Quizás el truco de memoria más asombroso de todos es la forma en que Stalin se queja ruidosamente entre 1942 y 1944 sobre la supuesta negativa de sus aliados a abrir un "Segundo Frente" en Europa contra Hitler (¡aunque en realidad abrieron uno en Italia en 1943!) todavía aceptado al pie de la letra, a pesar del hecho de que Stalin se negó a mover un dedo para ayudar a Estados Unidos contra Japón durante casi cuatro años después de Pearl Harbor: incluso tuvo cientos de pilotos estadounidenses, obligados a abandonar el territorio soviético después de bombardeos en Japón. , arrestados e internados como prisioneros de guerra.

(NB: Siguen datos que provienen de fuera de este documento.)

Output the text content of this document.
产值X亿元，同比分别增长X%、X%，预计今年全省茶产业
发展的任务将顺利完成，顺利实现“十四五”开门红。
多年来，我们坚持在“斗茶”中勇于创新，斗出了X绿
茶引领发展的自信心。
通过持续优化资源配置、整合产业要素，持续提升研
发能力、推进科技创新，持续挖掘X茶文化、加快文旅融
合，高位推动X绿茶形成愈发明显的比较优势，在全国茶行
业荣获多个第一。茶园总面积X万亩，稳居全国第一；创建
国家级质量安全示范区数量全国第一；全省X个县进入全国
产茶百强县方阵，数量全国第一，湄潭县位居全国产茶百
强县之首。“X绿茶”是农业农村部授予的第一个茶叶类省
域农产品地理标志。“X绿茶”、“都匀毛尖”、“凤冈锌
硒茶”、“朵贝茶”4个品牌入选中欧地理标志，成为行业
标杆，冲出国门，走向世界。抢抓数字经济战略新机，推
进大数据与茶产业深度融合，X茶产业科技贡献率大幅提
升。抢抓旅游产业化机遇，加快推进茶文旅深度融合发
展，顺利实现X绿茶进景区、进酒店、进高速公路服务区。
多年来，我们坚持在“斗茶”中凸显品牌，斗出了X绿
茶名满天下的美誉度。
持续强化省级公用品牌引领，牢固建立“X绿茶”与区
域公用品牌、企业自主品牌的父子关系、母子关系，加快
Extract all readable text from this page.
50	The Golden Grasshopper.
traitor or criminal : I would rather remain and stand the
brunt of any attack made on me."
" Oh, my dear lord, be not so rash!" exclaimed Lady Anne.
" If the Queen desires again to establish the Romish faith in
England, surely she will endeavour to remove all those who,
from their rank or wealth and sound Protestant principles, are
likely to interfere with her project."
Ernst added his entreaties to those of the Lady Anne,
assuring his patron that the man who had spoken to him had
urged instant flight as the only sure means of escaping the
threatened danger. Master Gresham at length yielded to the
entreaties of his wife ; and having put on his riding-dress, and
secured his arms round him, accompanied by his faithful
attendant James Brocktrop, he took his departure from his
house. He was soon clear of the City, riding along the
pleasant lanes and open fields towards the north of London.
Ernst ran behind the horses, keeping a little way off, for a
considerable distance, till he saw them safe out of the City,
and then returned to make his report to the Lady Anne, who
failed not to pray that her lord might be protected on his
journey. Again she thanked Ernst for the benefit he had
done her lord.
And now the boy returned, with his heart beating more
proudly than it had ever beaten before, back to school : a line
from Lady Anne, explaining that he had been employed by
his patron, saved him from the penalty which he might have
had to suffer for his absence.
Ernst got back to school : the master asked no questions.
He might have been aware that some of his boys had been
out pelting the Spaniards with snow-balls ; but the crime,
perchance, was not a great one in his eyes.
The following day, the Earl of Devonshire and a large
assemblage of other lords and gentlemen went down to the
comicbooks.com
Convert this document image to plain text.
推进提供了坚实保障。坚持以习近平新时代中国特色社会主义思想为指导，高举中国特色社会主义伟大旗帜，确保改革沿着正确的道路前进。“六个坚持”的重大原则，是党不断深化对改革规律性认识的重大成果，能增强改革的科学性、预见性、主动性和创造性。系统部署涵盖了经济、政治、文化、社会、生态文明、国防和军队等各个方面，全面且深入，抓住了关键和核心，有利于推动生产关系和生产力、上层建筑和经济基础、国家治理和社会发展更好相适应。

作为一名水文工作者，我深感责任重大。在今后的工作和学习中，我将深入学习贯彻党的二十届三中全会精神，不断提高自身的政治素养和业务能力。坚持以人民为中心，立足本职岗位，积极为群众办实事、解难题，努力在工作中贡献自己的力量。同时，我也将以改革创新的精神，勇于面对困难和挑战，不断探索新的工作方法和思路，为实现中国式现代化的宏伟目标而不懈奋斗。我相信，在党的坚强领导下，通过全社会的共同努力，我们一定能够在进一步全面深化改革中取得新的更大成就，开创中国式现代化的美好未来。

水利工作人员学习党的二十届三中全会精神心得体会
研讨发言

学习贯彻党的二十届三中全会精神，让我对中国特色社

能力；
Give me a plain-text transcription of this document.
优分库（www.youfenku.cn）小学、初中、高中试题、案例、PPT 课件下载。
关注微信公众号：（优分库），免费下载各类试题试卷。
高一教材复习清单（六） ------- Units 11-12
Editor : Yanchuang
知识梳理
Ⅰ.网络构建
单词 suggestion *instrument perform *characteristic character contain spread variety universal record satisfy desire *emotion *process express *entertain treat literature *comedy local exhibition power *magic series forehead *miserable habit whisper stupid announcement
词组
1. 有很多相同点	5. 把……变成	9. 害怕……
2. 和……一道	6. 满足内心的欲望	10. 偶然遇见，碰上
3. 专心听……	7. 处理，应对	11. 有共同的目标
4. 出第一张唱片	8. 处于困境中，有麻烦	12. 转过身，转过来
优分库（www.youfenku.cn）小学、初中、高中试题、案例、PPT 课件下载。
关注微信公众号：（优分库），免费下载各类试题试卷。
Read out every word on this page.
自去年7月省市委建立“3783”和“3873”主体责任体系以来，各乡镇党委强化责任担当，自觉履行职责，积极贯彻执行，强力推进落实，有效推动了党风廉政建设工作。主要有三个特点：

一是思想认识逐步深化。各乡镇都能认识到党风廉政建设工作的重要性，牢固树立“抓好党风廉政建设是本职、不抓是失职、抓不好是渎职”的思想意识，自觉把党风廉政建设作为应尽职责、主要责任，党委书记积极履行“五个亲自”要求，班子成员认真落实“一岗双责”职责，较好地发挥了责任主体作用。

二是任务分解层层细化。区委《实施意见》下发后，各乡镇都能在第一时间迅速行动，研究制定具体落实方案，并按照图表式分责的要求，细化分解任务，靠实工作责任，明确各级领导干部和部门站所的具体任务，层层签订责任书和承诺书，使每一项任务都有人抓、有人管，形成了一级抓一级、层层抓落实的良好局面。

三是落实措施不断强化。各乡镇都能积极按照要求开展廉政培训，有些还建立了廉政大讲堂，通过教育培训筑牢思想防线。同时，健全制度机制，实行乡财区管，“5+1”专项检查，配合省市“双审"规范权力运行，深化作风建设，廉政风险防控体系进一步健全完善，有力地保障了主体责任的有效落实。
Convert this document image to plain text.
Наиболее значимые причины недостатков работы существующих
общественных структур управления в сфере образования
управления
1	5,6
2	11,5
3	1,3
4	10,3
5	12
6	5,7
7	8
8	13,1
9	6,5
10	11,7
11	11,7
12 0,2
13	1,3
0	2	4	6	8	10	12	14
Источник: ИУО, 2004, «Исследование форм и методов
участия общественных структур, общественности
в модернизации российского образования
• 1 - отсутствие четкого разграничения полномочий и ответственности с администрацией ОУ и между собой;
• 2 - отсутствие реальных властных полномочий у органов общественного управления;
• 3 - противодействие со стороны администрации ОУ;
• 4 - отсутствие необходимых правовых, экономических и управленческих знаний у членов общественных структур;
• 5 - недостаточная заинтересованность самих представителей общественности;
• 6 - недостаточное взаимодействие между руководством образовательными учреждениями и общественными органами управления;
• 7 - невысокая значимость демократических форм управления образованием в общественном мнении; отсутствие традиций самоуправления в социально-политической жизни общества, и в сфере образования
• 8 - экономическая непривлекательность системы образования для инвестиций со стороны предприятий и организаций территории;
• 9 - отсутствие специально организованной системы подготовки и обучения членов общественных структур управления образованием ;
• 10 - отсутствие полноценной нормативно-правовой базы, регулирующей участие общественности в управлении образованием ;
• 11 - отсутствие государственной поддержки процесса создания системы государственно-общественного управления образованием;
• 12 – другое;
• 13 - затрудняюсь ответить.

Aún más extraña es la historia de cómo EE. UU. Envió 8.244 millones de toneladas de material de guerra, incluido un millón de toneladas de combustible para motores y aviación, a los ejércitos del Lejano Oriente de Stalin entre 1941 y 1945, a través de las aguas territoriales japonesas; a los almirantes de Japón aparentemente no les importaba eso. Estados Unidos estaba desperdiciando sus valiosos recursos en la neutralidad de Stalin en lugar de usarlos él mismo o para ayudar a China. No les importó, es decir, hasta que Stalin rompió su Pacto de Neutralidad con Japón después de Hiroshima y se apresuró a conquistar un imperio del norte de Asia más grande que Gran Bretaña y Francia juntas en varias semanas, con ejércitos soviéticos mecanizados generosamente abastecidos y alimentados por American Lend-Lease. .

Al menos una de las razones por las que tan pocos relatos occidentales han desafiado la narrativa preferida de Stalin sobre la guerra es que, hasta hace poco, no tenían las fuentes para hacerlo. En algunas áreas, casi no teníamos información. Stalin no permitió que la Cruz Roja investigara los campos de prisioneros de guerra soviéticos; la URSS, a diferencia de la Alemania nazi, ni siquiera fue signataria de los Convenios de La Haya o Ginebra.

Incluso historias aparentemente positivas, como el papel de la ayuda estadounidense de Préstamo y Arrendamiento para revivir las fábricas de Stalin y equipar sus ejércitos, solo podían adivinarse realmente, ya que Stalin no permitió que los observadores estadounidenses, durante la guerra, vieran cómo estaba el material de guerra estadounidense. siendo utilizado en fábricas o en el frente (aparte de los ingenieros estadounidenses que llegaron en avión para solucionar problemas, quienes juraron guardar el secreto).

Muchos archivos estadounidenses sobre préstamos y arriendos también permanecieron clasificados hasta la década de 1970 debido a transferencias de tecnología sensible y al intercambio de secretos atómicos con Stalin, sin mencionar el papel no anunciado de esos más de 8 millones de toneladas de material de guerra y combustible estadounidense de gran talento que Los ejércitos del Lejano Oriente de Stalin solían difundir el comunismo en Asia, junto con el papel de los espías y agentes de influencia soviéticos en Washington DC en la formulación y el refuerzo de estas políticas: todos los asuntos que las administraciones de Roosevelt y Truman querían silenciar después de la guerra por una buena razón.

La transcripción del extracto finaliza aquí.